Elementaire deeltjes

In zijn roman Elementaire deeltjes, die als Houellebecqs belangrijkste werk wordt beschouwd, schetst hij de sfeer van degenen die leven volgens de idealen van 1968: authenticiteit, je begeerte volgen, vrije seks, afscheid van religie. Hoofdpersonen zijn de broers Bruno en Michel, die hemelsbreed van elkaar verschillen. Hun moeder, gescheiden van hun vader, heeft hen op jonge leeftijd aan hun lot overgelaten om haar hart te volgen, waardoor ze in een soort sekte terecht komt. Bruno is als kind op het internaat waar hij terecht kwam, vernederd en verkracht en omdat alle autoriteit moest worden uitgebannen, beschermde de school hem niet. Als volwassene is Bruno maniakaal bezig met seks, vooral met pornografie en prostitutie. Hij probeert zo te verwerken dat hij als tiener in Bohemen bij zijn moeder terecht kwam, die voortdurend minnaars over de vloer had en die hem vooral aanspoorde om zijn eigen seksuele identiteit te ontdekken.

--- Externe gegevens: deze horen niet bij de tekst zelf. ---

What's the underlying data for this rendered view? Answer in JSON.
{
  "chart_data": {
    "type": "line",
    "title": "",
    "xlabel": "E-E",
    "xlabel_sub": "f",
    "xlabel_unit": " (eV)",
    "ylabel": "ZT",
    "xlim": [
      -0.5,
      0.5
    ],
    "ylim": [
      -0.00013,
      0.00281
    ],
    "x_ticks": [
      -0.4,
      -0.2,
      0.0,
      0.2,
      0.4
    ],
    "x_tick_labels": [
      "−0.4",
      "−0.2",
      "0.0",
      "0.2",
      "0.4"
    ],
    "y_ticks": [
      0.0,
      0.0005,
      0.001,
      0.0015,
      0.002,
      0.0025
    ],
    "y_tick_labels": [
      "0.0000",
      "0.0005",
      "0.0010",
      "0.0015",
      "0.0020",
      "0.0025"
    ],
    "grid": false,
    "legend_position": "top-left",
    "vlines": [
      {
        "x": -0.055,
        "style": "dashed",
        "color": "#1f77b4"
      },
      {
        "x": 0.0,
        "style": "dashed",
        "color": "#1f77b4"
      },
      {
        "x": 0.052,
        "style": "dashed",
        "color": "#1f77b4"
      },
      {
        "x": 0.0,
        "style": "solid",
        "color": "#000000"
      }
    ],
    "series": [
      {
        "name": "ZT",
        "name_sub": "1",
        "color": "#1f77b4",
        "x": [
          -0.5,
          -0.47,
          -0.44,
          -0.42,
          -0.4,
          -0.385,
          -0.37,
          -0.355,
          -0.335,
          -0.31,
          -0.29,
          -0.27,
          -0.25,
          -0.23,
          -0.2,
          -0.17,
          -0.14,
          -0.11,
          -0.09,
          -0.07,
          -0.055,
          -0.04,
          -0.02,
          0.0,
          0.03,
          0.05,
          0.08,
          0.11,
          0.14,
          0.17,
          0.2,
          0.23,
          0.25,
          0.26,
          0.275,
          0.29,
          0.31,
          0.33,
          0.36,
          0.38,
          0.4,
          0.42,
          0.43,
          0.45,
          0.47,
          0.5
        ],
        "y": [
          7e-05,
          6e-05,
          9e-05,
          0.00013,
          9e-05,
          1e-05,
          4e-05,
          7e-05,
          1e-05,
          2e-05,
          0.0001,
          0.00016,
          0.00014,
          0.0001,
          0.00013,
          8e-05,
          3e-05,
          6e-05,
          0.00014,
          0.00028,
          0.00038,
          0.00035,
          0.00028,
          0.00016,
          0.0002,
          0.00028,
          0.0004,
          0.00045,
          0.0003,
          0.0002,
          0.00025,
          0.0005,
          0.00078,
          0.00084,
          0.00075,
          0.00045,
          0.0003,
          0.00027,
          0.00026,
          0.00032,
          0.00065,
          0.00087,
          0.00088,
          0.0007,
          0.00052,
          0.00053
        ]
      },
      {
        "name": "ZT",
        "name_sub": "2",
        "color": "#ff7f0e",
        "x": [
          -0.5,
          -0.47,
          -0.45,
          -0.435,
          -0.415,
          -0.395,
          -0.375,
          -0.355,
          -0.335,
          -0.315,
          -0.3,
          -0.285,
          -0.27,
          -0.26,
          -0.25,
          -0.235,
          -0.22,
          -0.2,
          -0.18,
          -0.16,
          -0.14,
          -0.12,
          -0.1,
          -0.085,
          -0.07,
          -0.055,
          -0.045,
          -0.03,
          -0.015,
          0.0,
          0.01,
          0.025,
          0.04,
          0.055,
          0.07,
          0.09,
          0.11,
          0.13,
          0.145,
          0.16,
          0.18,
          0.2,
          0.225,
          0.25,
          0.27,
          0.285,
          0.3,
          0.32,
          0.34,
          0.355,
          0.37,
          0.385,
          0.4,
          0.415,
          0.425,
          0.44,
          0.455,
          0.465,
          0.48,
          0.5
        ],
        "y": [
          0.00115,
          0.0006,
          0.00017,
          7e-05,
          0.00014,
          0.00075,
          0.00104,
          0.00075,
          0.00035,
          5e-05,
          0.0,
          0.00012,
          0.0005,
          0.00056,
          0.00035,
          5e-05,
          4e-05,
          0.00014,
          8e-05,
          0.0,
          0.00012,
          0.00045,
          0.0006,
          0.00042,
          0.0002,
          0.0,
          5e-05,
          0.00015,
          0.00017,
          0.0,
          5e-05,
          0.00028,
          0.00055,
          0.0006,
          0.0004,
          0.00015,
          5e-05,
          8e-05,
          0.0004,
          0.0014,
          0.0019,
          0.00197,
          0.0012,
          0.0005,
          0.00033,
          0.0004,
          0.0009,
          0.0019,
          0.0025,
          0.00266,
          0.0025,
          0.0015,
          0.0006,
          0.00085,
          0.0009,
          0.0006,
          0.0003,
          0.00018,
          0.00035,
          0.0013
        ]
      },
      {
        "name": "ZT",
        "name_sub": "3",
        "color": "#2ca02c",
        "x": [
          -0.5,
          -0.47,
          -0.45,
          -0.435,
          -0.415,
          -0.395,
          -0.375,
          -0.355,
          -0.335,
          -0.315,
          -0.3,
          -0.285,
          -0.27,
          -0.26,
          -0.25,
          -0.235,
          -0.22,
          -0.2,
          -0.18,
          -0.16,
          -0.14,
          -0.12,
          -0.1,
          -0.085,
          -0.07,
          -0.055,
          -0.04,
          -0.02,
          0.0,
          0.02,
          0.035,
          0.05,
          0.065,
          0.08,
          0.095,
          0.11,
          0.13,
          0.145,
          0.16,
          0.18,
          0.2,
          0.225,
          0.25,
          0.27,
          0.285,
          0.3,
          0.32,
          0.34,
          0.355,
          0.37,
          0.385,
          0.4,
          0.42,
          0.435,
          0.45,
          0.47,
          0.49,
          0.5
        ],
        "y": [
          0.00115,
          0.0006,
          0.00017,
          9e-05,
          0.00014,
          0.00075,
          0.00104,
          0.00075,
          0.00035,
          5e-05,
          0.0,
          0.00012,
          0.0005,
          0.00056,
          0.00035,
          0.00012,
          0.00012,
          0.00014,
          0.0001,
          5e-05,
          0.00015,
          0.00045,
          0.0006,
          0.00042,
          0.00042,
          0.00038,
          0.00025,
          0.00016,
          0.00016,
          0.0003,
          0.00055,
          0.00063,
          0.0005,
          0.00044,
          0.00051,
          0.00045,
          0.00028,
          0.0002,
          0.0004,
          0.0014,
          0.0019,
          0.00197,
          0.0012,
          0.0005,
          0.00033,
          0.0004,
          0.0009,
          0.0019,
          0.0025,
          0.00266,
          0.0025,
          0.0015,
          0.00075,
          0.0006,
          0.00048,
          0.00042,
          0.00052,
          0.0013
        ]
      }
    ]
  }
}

Bruno probeert als schrijver aantrekkelijk te zijn voor vrouwen, maar moet vaststellen dat zangers een veel betere uitgangspositie hebben. Uiteindelijk ontmoet Bruno op een camping die aan de idealen van 1968 gewijd is, Christiane, met wie een relatie opbouwt die van orgieën aan elkaar hangt. Uiteindelijk is Bruno doodongelukkig. Bruno is de ideale zoon van 1968: hij volgt zijn hart en leeft zich seksueel uit, maar het levert enkel schade op voor zichzelf en voor anderen.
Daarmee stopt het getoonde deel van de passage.